Overplayed Song of the Week: Alex Clare, ‘Too Close’ (a.k.a. the Internet Explorer Song)
Every week, Hollywood Prospectus editor and masochistically devoted mainstream-radio listener Emily Yoshida will pick an aging Top 40 hit that she has heard enough times to render the song meaningless, and thus is likely to inspire otherwise inaccessible epiphanies.
Weeks on Chart: 26
Peak: No. 8 on Billboard’s Hot 100, September 29, 2012
Current Radio Play Frequency No. 11 on KIIS FM’s Playlist
[Lyrics]
There are about four male “rock” singers working right now with any current popular music relevance, and three of them are either Adam Levine or someone who I think or thought at one time was Adam Levine. The arrival of Alex Clare makes five, but even though “Too Close” has cracked the Top 10, I’m not quite holding my breath for a Wiz Khalifa collaboration anytime soon.
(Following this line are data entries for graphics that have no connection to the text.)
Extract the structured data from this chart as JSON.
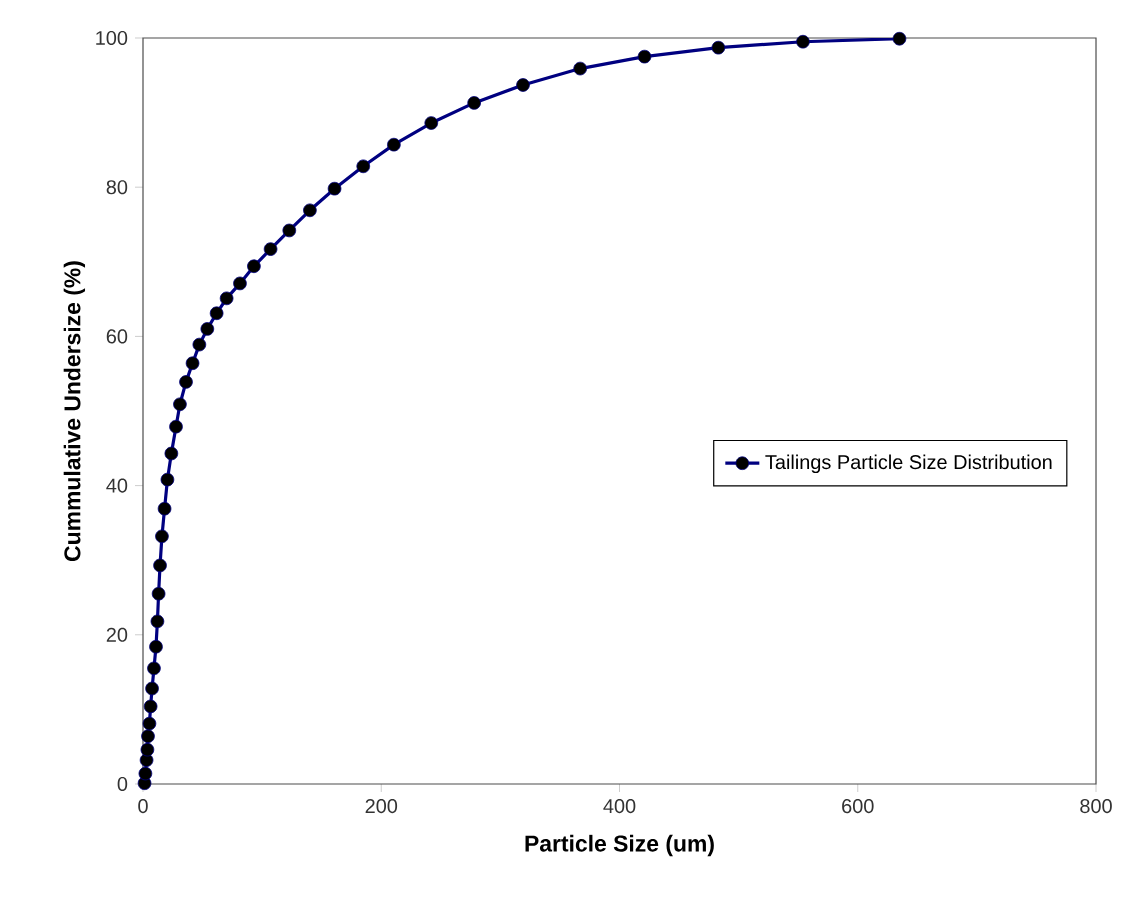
{
  "chart_data": {
    "type": "line",
    "xlabel": "Particle Size (um)",
    "ylabel": "Cummulative Undersize (%)",
    "xlim": [
      0,
      800
    ],
    "ylim": [
      0,
      100
    ],
    "xticks": [
      0,
      200,
      400,
      600,
      800
    ],
    "yticks": [
      0,
      20,
      40,
      60,
      80,
      100
    ],
    "grid": false,
    "legend": "right",
    "marker": "circle",
    "line_style": "solid",
    "series": [
      {
        "name": "Tailings Particle Size Distribution",
        "color": "#000080",
        "x": [
          1.3,
          2.0,
          3.0,
          3.7,
          4.2,
          5.4,
          6.4,
          7.6,
          9.2,
          10.9,
          12.1,
          13.1,
          14.3,
          15.9,
          18.1,
          20.5,
          23.8,
          27.7,
          31.0,
          36.1,
          41.6,
          47.3,
          54.0,
          61.8,
          70.2,
          81.4,
          93.1,
          107.1,
          122.8,
          140.1,
          160.8,
          184.9,
          210.6,
          242,
          278,
          319,
          367,
          421,
          483,
          554,
          635
        ],
        "values": [
          0.1,
          1.4,
          3.2,
          4.6,
          6.4,
          8.1,
          10.4,
          12.8,
          15.5,
          18.4,
          21.8,
          25.5,
          29.3,
          33.2,
          36.9,
          40.8,
          44.3,
          47.9,
          50.9,
          53.9,
          56.4,
          58.9,
          61.0,
          63.1,
          65.1,
          67.1,
          69.4,
          71.7,
          74.2,
          76.9,
          79.8,
          82.8,
          85.7,
          88.6,
          91.3,
          93.7,
          95.9,
          97.5,
          98.7,
          99.5,
          99.9
        ]
      }
    ]
  }
}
The story of “Too Close” is a more boring, cynical version of the story of “Gangnam Style” — a song that came to ubiquity in a non-radio context and eventually elbowed its way to the top of the charts through sheer force of will by some party or another. But where “Gangnam Style” is an off-script phenomenon, buoyed not by PR or A&R or any other combination of letters, but by a genuine mass consensus of approval for Psy’s particular brand of swag, “Too Close” is the result of a single, unavoidable, please-kill-it-now piece of advertising that bored itself into our collective consciousness so deeply that all we can do at this point is throw up our hands and say, “Sure, whatever, this should be a hit song.”
There is nothing inherently wrong with a band getting exposure via TV spots. Feist for iPod? Cute! Phoenix for Cadillac? Exciting! (I am always a fan of pop songs in car commercials, maybe because I associate music so much with driving already.) And while those examples are for relatively chic products that don’t do much damage to whatever illusions we have about the artists’ immortal coolness, I still don’t think I would be too disappointed to hear, say, Purity Ring on a Scrubbing Bubbles commercial. (Maybe in conjunction with an eponymous self-cleaning toilet bowl attachment.)
But there are two reasons why “Too Close” is an exception to my usually charitable attitude toward what many would dismiss as “selling out” (or something equally ill-defined). First of all, we here in the States don’t even know who “Alex Clare” is, really. (British singer/songwriter, ginger, dated Amy Winehouse for a year. There, you’re up to speed.) So it’s not really “selling out” so much as it’s “selling up,” if you will. There’s really no serious résumé for Clare prior to 2011, which makes me think that his more folk-oriented music career was kind of a non-starter for a while there. So he did what any struggling craftsman does in desperate times: He got Diplo to produce his album! Relevance: created. Microsoft licensing deal: signed. Charts: topped.
Production notes:
Yup, that’s right, this is a Diplo/Major Lazer joint. How do you feel about that? Considering that I had been under the assumption that the dubstep beat was commissioned by Microsoft pro bono by some rave-going early-twenties IT drone in Redmond, I feel weird about it. Now I’m wondering if Diplodocus just has a secret flash drive buried in his backyard full of prefab wobbles for whenever the next Fortune 500 company needs to sell some phones/socks/electrolyte-enhanced beverages.
Lyrical notes:
I don’t think I like dubstep songs with actual, non-distorted singers and lyrics. The wub-wubs are the lyrics! You wouldn’t throw a Christina Aguilera vocal track over a Brahms concerto, would you? Maybe you would.
This is a breakup song from the perspective of an unprovoked breaker-upper, which is maybe my least favorite kind of lyrical narrative. Nobody wants to hear you explain to yourself why you’re going to make somebody unhappy. Which makes it a really strange choice as a means of getting people to not instantly delete Internet Explorer off their laptops as soon as they’re out of the box.
You know I’m not one to break promises
I don’t want to hurt you but I need to breathe
At the end of it all, you’re still my best friend
But there’s something inside that I need to release
Is Internet Explorer apologizing to us for the inevitable disappointment when it doesn’t support any of the plugins we’re trying to install? Is the “something inside” that needs releasing all the spyware it will eventually dump onto our hard drives?
I can’t lie no more, I can’t hide no more
Got to be true to myself
Or maybe this is us admitting to ourselves that, despite the tempting prospect of playing desktop Angry Birds and watching the Avengers trailer in October 2012, we’re really more into Chrome/Firefox/Safari/Opera. At any rate, as personal decisions go, it’s about on par with choosing Kashi GoLean Crunch over GoLean Crisp (always Crisp), and certainly isn’t dramatic enough to warrant all that heavy wobbling. When you finally switch up songs in five years, Microsoft, just do us a favor and use “Blitzkreig Bop” like everyone else.